Prevenção e desafios
Diante do cenário de aumento de fatalidades, o desafio da prevenção se torna ainda mais premente em Marília. A adoção de medidas proativas e a promoção de uma cultura de segurança são essenciais. Isso envolve o cumprimento rigoroso das NRs (Normas Regulamentadoras), a realização de treinamentos constantes para os trabalhadores sobre os riscos e o uso correto dos EPIs, e a implementação de programas de gestão de riscos ocupacionais eficazes.
O papel das Cipas (Comissões Internas de Prevenção de Acidentes) é vital na identificação de perigos e na proposição de melhorias.
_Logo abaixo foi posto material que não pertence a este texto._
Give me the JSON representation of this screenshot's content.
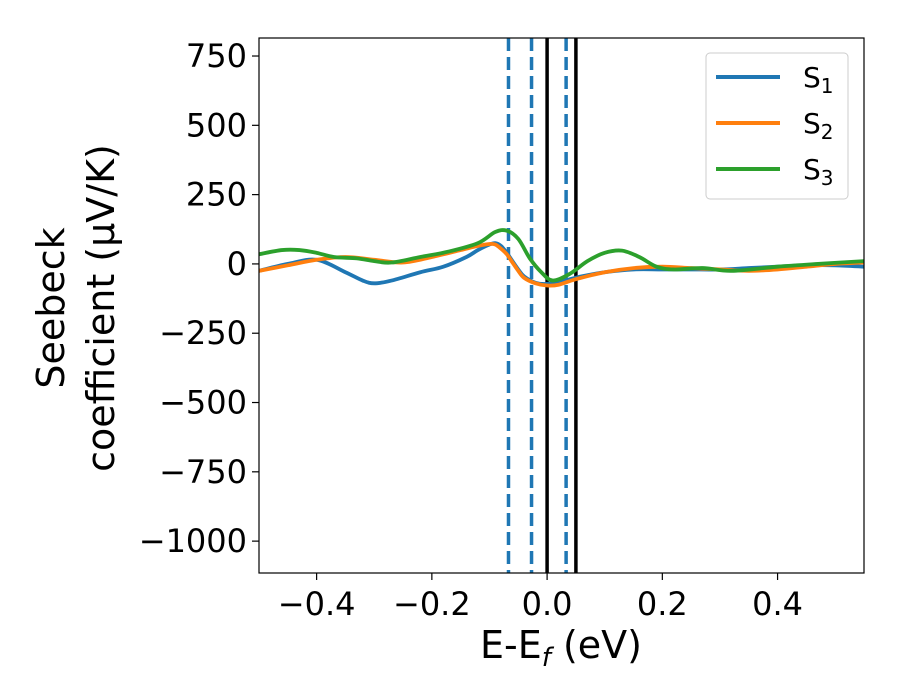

Além disso, a fiscalização por parte dos órgãos competentes deve ser intensificada para garantir que as empresas cumpram suas responsabilidades legais e sociais, coibindo práticas que coloquem em risco a vida e a saúde dos trabalhadores. A colaboração entre governo, empregadores e empregados é a chave para construir um ambiente de trabalho mais seguro e reduzir os acidentes de trabalho em Marília.
Os dados de 2024 e 2025, divulgados pela Vigilância Epidemiológica de Marília, servem como um alerta severo sobre a urgência de fortalecer as ações de saúde e segurança do trabalhador. A elevação de 250% nas mortes por acidentes de trabalho é um indicador inequívoco da necessidade de uma revisão profunda nas estratégias de prevenção e controle de riscos no ambiente laboral. Enquanto a redução geral de notificações pode sugerir avanços em algumas áreas, a gravidade e letalidade dos acidentes fatais exigem atenção prioritária.
Aumento de LER/DORT e o surgimento de dermatoses ocupacionais complementam um quadro que aponta para a persistência e surgimento de novos desafios em saúde ocupacional. A responsabilidade é coletiva, envolvendo poder público, empresas e trabalhadores, para que Marília possa reverter essa dolorosa estatística e garantir a integridade de sua força de trabalho.